Jack settled in as a running back for Bellevue as a sophomore.

"Then I grew," he said.

He went from under 6 feet to 6-1 and beefed up, from 175 pounds to 225 pounds. Linebacker was added to his duties.

"I had a sack against Glacier Peak," Jack said. "That was one of those 'ah-ha' moments."

Trouble was, Jack also had a 62-yard touchdown run in that game.

As a senior, Jack had another sack-happy moment in a spotlight game against Euless (Texas) Trinity, killing a late drive. He also had a 66-yard touchdown run and a 41-yard gain in the 31-24 overtime victory.

Linebacker, though, was where his heart was by then. Jack had six sacks during a 45-0 playoff victory over Lincoln … in the first half. He had 24 sacks his senior season.

Recruiting services rated Jack as a top-10 linebacker. He still couldn't distance himself from running back. One service ranked him as the eighth-best big running back in the nation.

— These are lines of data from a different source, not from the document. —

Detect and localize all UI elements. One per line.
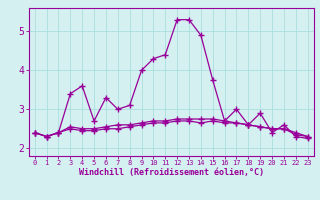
X-axis label: Windchill (Refroidissement éolien,°C): Windchill (Refroidissement éolien,°C) (79, 168, 264, 177)
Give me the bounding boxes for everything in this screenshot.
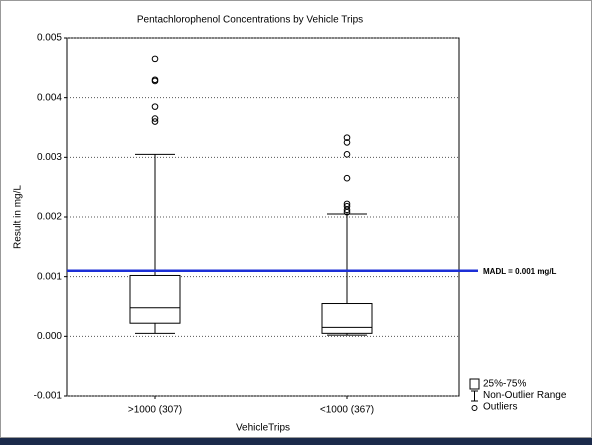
- y-tick-label: 0.003: [37, 152, 62, 163]
- outlier: [343, 151, 351, 158]
- outlier: [343, 208, 351, 216]
- box: [129, 274, 181, 324]
- outlier: [343, 206, 351, 214]
- reference-label: MADL = 0.001 mg/L: [483, 267, 557, 276]
- y-tick-label: -0.001: [34, 391, 63, 402]
- legend-label: Non-Outlier Range: [483, 390, 567, 401]
- outlier: [343, 134, 351, 141]
- outlier: [151, 55, 159, 63]
- legend-outlier-swatch: [471, 405, 478, 411]
- bottom-strip: [0, 438, 592, 445]
- legend-box-swatch: [469, 378, 480, 390]
- outlier: [151, 103, 159, 110]
- box: [321, 303, 373, 334]
- chart-title: Pentachlorophenol Concentrations by Vehi…: [137, 15, 363, 26]
- y-tick-label: 0.001: [37, 271, 62, 282]
- outlier: [151, 115, 159, 122]
- x-axis-label: VehicleTrips: [236, 423, 290, 434]
- y-tick-label: 0.004: [37, 92, 62, 103]
- legend-label: Outliers: [483, 402, 517, 413]
- y-tick-label: 0.002: [37, 212, 62, 223]
- outlier: [343, 139, 351, 146]
- outlier: [343, 174, 351, 182]
- outlier: [151, 77, 159, 85]
- x-tick-label: <1000 (367): [320, 405, 374, 416]
- y-tick-label: 0.005: [37, 33, 62, 44]
- y-tick-label: 0.000: [37, 331, 62, 342]
- x-tick-label: >1000 (307): [128, 405, 182, 416]
- legend-label: 25%-75%: [483, 379, 526, 390]
- y-axis-label: Result in mg/L: [13, 185, 24, 249]
- outlier: [151, 118, 159, 125]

UCLA coaches have a share-and-share-alike philosophy, so despite Ulbrich's grumbling, he is on board with Jack playing some offense … eventually. What is clear is Jack has to play.

"Some guys kind of beg for that redshirt year," Ulbrich said. "They want a year to acclimate to the college game. He is the exact opposite. He needs to be on the grass. We got to find a role for him."

Even if it's on offense.

"No," Ulbrich said.

Ah, but it's coming, though Mora is tapping the brakes.

"The last thing we want Myles to go into the first college game thinking, 'OK, I'm playing outside linebacker and dime and returning kicks and they have a goal-line package for me,'" Mora said. "I think that would be a little overwhelming for a true freshman."

But what about a true freshman with a couple games under his belt?

"He's a big, powerful runner," Mazzone said with the anticipation of one awaiting a steak dinner.

Said Mora, "That's just Noel. He wants everybody."

Well, it's not just Noel.

Asked about Jack, receivers coach Eric Yarber said, "Oh yeah, that dude is an athlete. He can play anything he wants to play."

So Yarber will approach Ulbrich?

"Are you kidding?" Yarber said. "And get him mad at me?"